Of course, there are different domains of intelligence, and agent A can be more intelligent in domain X while agent B is more intelligent in domain Y.

If you want to make some comparison of general intelligence, you have to start thinking of some weighted average of all possible domains.

One possible shortcut here is the meta domain of tool use. ChatGPT could theoretically make more use of a calculator (say, via always calling a calculator API when it wants to do math, instead of trying to do it by itself) than a calculator can make use of ChatGPT, so that makes ChatGPT by definition smarter than a calculator, cause it can achieve the same goals the calculator can just by using it, and more.

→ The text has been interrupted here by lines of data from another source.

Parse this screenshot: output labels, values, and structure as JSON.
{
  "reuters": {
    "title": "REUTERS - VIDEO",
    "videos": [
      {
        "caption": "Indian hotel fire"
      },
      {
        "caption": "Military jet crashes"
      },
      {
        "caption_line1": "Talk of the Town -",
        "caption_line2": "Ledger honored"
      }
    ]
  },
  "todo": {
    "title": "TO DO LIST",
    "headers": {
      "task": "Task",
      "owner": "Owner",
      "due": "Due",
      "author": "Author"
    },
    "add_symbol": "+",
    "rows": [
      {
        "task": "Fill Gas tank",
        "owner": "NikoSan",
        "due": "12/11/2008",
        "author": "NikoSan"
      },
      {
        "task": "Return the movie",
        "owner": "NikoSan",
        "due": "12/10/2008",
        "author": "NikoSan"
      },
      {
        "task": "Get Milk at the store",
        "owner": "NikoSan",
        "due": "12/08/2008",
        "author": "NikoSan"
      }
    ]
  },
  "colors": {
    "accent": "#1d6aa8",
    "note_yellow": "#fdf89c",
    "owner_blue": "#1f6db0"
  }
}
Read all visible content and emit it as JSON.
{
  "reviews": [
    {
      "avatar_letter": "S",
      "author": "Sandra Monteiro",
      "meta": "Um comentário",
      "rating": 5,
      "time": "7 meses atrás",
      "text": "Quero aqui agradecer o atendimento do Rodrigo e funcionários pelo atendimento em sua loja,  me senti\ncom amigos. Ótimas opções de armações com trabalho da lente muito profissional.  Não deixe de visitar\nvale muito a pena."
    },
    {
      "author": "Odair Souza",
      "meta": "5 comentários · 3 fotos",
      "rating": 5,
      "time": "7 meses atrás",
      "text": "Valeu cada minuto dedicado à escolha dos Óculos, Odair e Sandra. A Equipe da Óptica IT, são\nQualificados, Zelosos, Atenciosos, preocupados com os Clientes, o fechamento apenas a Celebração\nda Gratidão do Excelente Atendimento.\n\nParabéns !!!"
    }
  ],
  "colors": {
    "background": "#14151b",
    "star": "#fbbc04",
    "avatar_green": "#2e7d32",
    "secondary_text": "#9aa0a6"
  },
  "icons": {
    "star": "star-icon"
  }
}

That's really most of humans' intelligence edge for now: seems like more and more, for any given skill, there's a machine or a program that can do it better than any human ever could. Where humans excel is our ability to employ those super human tools in the aid of achieving regular human goals. So when some AI system gets super-human-ly good at using tools which are better than itself in particular domains for its own goals, I think that's when things are going to get really weird.

I don't know if this matters to you, but Eliezer doesn't think LLMs will kill us. He thinks LLMs are a stepping stone to the ASI that will kill us.

If you’re actually curious, not just venting, the book you want is Superintelligence by Nick Bostrom.

Not to claim that it is in any way correct! I’m a huge critic of Bostrom and Yud. But that’s the book with the argument that you are looking for.